Barry X Ball, Sick Child, 2013–19. sculpture: translucent “wounded” Mexican onyx. pedestal: white Vietnamese marble, chrome-plated steel and aluminum, stainless steel
Ball’s studio at the time was a marvel, filled with works in various stages of completion, from busts to a full-scale figure, as well as tools ranging from a digital stone cutter to the dental picks the artist uses for his most precise and finely scaled carving. Ball’s enthusiasm for his work and for the tools that helped him to produce it was contagious. Our group was thrilled by what we saw and amazed by the ways Ball’s engagement with new technology allowed him to reimagine the most traditional of subjects.
Several years ago, Ball built a new, considerably larger studio in Brooklyn, the new space designed to accommodate the latest generations of cutting-edge (no pun intended) technologies, and teams of extraordinarily skilled craftspeople, whose work Ball directs. The studio is now said to be the world’s most advanced stone sculpture facility. While I haven’t yet visited, I did manage recently to see some of the work that is issuing forth from it.
Barry X Ball, Pietà, at the new Barry X Ball studio complex, Brooklyn, NY.
Last May, I traveled to Venice, again with a group of Nasher supporters, to see the Biennale. Included in our itinerary was a visit to Ca’ Pesaro, Venice’s museum of modern art, which had organized a show of works Ball has recently made in homage to the great modernist sculptor Medardo Rosso—an artist whose work features prominently in the collection of that museum, as it does in that of the Nasher. While Rosso achieved extraordinary effects of luminescence and expression through a unique technique of wax and plaster, Barry X Ball’s busts—each derived from a work of Rosso—achieved their own uncanny luminescence and visionary eloquence through the artist’s unique mastery of stone. Seeing this work, we were fascinated and amazed. This January, visitors to the Nasher will have their own opportunity to experience the sculpture of Barry X Ball. The Nasher has organized a survey of the artist’s work, which will include about 20 sculptures made over the past two decades. This is a rare opportunity, as Ball, though an American artist, has exhibited much more widely and frequently in Europe than in this country.

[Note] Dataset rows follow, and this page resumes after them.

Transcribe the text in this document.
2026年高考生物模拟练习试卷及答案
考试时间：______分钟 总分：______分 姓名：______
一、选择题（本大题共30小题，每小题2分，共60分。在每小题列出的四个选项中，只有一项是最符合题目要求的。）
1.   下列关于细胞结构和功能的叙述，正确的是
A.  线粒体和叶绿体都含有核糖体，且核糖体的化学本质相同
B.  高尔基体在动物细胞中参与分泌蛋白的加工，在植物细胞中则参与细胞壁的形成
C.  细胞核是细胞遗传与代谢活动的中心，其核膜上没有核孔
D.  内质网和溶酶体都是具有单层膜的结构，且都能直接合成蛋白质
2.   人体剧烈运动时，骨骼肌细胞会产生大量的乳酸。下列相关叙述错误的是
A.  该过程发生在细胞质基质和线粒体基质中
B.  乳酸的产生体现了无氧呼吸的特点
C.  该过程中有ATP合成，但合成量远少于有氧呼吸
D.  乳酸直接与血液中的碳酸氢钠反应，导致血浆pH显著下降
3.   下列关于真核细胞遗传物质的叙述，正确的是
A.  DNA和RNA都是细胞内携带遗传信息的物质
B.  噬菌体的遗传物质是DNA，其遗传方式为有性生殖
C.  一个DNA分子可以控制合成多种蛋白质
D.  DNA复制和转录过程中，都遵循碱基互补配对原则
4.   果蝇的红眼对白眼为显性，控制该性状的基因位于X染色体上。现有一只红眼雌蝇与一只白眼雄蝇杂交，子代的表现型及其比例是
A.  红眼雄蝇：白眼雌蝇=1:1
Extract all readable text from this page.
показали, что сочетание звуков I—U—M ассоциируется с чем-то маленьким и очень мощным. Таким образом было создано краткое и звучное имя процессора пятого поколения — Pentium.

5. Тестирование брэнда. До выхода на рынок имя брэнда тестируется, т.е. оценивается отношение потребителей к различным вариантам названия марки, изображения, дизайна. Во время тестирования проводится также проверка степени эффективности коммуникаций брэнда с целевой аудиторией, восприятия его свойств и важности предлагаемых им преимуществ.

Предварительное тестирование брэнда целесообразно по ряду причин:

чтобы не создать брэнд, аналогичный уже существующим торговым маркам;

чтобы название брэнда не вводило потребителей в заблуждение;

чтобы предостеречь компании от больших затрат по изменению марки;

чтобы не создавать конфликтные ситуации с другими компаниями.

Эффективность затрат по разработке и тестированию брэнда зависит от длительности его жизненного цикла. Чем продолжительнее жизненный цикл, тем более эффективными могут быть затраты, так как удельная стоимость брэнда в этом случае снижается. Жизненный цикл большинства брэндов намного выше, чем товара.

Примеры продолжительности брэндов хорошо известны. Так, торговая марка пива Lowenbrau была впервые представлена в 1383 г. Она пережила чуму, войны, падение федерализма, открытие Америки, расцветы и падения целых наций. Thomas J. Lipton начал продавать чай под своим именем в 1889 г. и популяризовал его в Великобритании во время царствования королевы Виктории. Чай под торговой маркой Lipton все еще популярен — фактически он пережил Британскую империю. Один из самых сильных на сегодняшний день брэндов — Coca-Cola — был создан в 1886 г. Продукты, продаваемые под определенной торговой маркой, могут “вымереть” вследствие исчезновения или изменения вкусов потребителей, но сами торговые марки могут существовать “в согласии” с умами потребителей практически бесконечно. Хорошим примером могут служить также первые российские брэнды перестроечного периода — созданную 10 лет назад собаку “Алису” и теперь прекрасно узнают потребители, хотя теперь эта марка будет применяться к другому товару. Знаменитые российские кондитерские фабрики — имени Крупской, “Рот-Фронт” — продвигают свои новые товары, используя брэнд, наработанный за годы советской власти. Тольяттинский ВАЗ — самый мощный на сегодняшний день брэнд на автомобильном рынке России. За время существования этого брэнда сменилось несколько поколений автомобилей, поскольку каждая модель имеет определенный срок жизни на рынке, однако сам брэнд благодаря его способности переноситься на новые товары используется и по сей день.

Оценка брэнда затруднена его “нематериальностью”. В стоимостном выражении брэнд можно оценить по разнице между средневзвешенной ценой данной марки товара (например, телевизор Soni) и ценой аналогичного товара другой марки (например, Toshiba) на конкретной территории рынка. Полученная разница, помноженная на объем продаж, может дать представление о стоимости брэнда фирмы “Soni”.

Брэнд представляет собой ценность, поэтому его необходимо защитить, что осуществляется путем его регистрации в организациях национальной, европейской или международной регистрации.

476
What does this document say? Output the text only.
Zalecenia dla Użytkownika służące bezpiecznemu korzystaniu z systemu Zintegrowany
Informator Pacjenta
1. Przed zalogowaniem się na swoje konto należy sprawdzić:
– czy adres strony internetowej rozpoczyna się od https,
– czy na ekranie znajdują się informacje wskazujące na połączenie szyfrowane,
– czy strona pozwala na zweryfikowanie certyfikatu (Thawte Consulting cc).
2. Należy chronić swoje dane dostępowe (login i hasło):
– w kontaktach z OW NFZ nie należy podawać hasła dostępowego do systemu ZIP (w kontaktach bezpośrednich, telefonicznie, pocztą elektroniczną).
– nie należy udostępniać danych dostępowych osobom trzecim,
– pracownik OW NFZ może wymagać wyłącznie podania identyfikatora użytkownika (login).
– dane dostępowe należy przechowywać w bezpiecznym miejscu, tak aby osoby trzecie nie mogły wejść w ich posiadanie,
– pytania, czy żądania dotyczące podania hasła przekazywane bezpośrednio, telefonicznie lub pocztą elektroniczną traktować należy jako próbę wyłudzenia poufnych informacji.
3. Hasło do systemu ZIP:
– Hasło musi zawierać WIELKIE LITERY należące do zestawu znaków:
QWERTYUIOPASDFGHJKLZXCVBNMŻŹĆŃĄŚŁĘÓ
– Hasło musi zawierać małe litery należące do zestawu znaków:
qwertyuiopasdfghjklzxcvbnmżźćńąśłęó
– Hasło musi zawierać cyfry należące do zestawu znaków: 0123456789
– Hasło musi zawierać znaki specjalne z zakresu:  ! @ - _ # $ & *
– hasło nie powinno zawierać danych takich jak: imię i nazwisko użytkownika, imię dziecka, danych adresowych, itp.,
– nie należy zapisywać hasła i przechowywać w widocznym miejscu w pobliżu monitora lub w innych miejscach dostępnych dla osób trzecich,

The show will include works realized in a range of materials, including semi-precious stones such as calcite and onyx, which he is nearly unique among sculptors in working. Meditations upon human form and expression, the history of sculpture, and the nature of materials, these sculptures will present a complex interplay between technological prowess, manual skill, and exceptional artistic imagination. The exhibition will astonish and delight. It is not to be missed.
Jeremy Strick is the director of the Nasher Sculpture Center.